A CANADIAN’S QUEST – MACLEANS PROFILE

White evangelical Protestants are the group least likely to believe in climate change. So in America, Katharine Hayhoe is setting out to change that.

This profile originally appeared in Macleans

Not far into her presentation—after a slide displaying results from ancient ice core samples; before one showing 86 per cent of Texas currently languishing in drought—Katharine Hayhoe shifts from science to Scripture. The temperature graph on the screen behind her dissolves to white, and in its place appears a verse from Paul’s second epistle to Timothy. “For God has not given us a spirit of fear,” Hayhoe reads, “but of power and of love and of a sound mind.”
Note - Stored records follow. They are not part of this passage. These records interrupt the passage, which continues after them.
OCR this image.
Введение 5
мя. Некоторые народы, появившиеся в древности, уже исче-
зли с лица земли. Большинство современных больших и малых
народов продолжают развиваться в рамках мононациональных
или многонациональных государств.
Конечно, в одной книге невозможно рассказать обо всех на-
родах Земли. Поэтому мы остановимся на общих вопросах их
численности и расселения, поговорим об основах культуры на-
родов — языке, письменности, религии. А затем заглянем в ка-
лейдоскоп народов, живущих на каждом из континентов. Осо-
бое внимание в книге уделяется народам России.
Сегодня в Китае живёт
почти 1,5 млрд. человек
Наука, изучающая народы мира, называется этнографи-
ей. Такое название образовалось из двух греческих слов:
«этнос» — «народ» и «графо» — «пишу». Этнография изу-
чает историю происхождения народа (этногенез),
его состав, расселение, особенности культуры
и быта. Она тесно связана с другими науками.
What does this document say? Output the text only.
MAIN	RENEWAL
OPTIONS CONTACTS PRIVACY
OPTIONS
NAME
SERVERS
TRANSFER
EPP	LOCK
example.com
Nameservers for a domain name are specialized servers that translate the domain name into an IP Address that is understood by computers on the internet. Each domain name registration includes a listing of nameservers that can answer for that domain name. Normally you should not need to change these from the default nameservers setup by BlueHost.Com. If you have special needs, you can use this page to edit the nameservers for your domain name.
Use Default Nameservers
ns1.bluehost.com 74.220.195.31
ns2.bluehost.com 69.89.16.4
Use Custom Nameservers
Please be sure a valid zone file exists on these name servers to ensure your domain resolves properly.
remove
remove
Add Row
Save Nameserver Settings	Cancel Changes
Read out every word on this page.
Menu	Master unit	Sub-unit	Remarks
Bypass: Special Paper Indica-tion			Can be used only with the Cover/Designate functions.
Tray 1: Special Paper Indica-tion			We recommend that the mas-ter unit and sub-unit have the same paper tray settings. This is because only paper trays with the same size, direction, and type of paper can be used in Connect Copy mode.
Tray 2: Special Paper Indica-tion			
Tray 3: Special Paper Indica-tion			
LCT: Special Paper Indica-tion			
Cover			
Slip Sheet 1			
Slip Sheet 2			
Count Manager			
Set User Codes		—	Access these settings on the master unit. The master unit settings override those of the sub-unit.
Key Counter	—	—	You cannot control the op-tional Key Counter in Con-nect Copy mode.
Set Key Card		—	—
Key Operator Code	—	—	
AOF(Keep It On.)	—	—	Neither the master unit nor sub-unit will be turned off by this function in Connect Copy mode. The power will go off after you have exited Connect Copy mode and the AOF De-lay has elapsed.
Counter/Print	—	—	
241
A murmur of recognition rises from the 100 or so people in a college lecture hall in Midland, a West Texas oil town of 125,000, about five hours’ drive from Dallas. Here, with Sunday services over and unseasonably hot fall sun hammering down, a mixed-denomination crowd of Lutherans, Methodists and Episcopalians has gathered to behold an unlikely figure—a Canadian climate scientist who happens to be an evangelical Christian. “Our response to climate change was never intended to come from a place of fear,” says Hayhoe, building volume as she warms to her theme. “God has given us three amazing gifts. He’s given us a spirit of power to get things done, a spirit of love and—as a scientist, this is my favourite—a sound mind. Who knew? God gave us a sound mind to make good decisions, using the information he’s given us.”
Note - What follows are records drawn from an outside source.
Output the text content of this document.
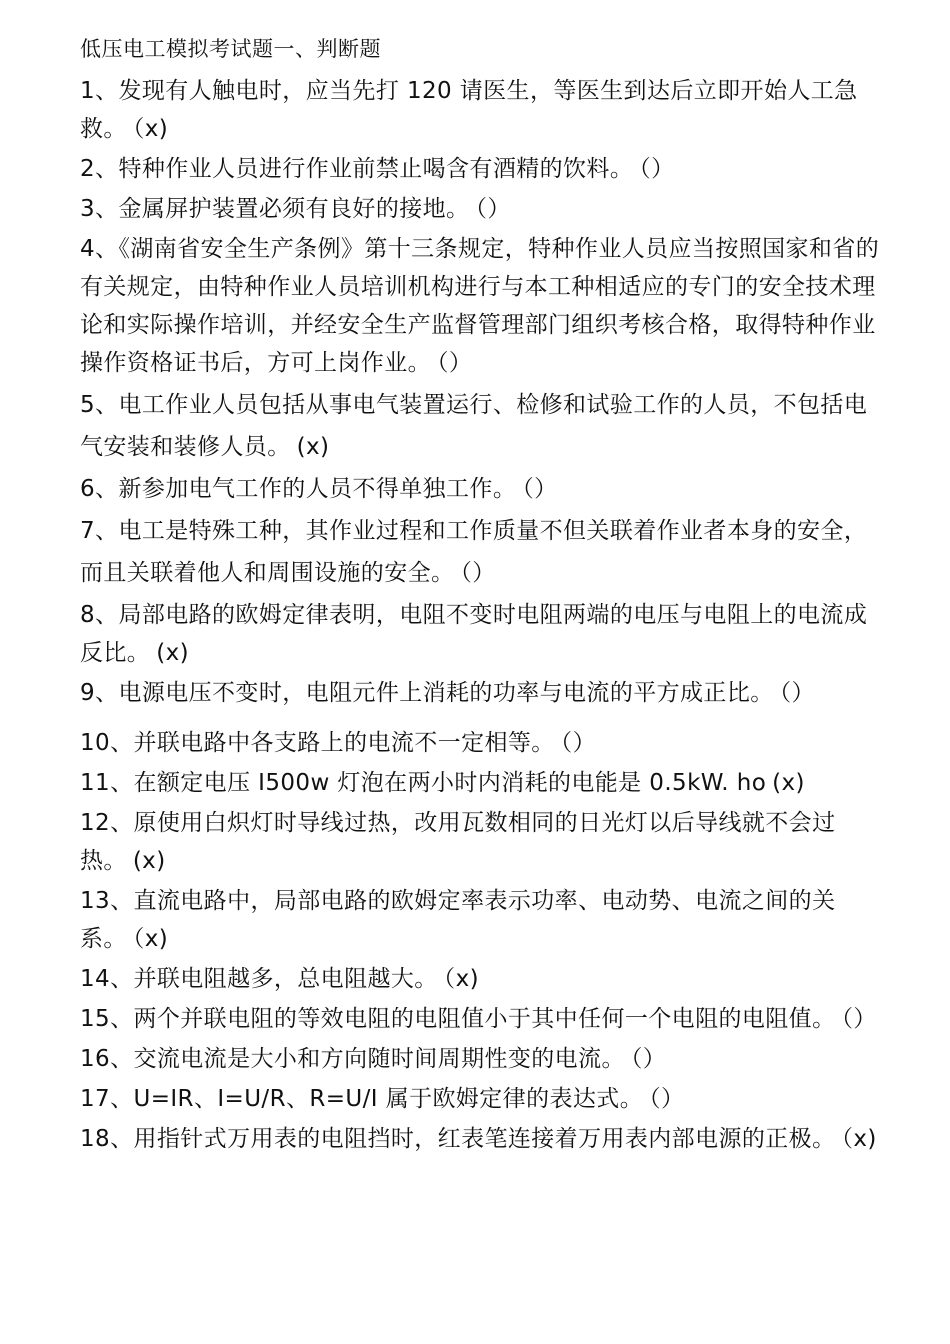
低压电工模拟考试题一、判断题
1、发现有人触电时，应当先打 120 请医生，等医生到达后立即开始人工急救。 （x)
2、特种作业人员进行作业前禁止喝含有酒精的饮料。 （）
3、金属屏护装置必须有良好的接地。 （）
4、《湖南省安全生产条例》第十三条规定，特种作业人员应当按照国家和省的有关规定，由特种作业人员培训机构进行与本工种相适应的专门的安全技术理论和实际操作培训，并经安全生产监督管理部门组织考核合格，取得特种作业操作资格证书后，方可上岗作业。 （）
5、电工作业人员包括从事电气装置运行、检修和试验工作的人员，不包括电气安装和装修人员。 (x)
6、新参加电气工作的人员不得单独工作。 （）
7、电工是特殊工种，其作业过程和工作质量不但关联着作业者本身的安全，而且关联着他人和周围设施的安全。 （）
8、局部电路的欧姆定律表明，电阻不变时电阻两端的电压与电阻上的电流成反比。 (x)
9、电源电压不变时，电阻元件上消耗的功率与电流的平方成正比。 （）
10、并联电路中各支路上的电流不一定相等。 （）
11、在额定电压 I500w 灯泡在两小时内消耗的电能是 0.5kW. hο (x)
12、原使用白炽灯时导线过热，改用瓦数相同的日光灯以后导线就不会过热。 (x)
13、直流电路中，局部电路的欧姆定率表示功率、电动势、电流之间的关系。 （x)
14、并联电阻越多，总电阻越大。 （x)
15、两个并联电阻的等效电阻的电阻值小于其中任何一个电阻的电阻值。 （）
16、交流电流是大小和方向随时间周期性变的电流。 （）
17、U=IR、I=U/R、R=U/I 属于欧姆定律的表达式。 （）
18、用指针式万用表的电阻挡时，红表笔连接着万用表内部电源的正极。 （x)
HAYHOENods and exhalations of “uh-huh” from the crowd give the brief sense of a revival meeting, making it easy to forget that Hayhoe is, first and foremost, a scientist. The 43-year-old Ph.D. made her name building localized statistical models (“downscaling,” in the argot of her field), which governments from California to Massachusetts use to prepare for a future onslaught of drought, or unprecedented rainfall. She currently heads up the Climate Science Center of Texas Tech University in Lubbock, and has contributed to reports of the Intergovernmental Panel on Climate Change that won the 2007 Nobel Peace Prize. Later this month, she’ll appear at the UN Climate Change Conference in Paris on behalf of the Union of Concerned Scientists, a 46-year-old organization devoted to promoting a healthier, safer planet.

But here in the beating heart of Christian America, she’s an apostle of her discipline, faced with a daunting challenge. Of all U.S. religious groups, white evangelical Protestants are least likely to believe in human-caused planetary warming: Only 11 per cent accept the idea, compared to 46 per cent of the broader U.S. population. Yet no movement punches further above its political weight, bringing cash and votes to Republicans who voice their doubts and fears in Washington. If you belong to the 97 per cent of climate scientists who regard global warming as real, man-made and potentially catastrophic, this deep fracture in U.S. politics is an enormous problem.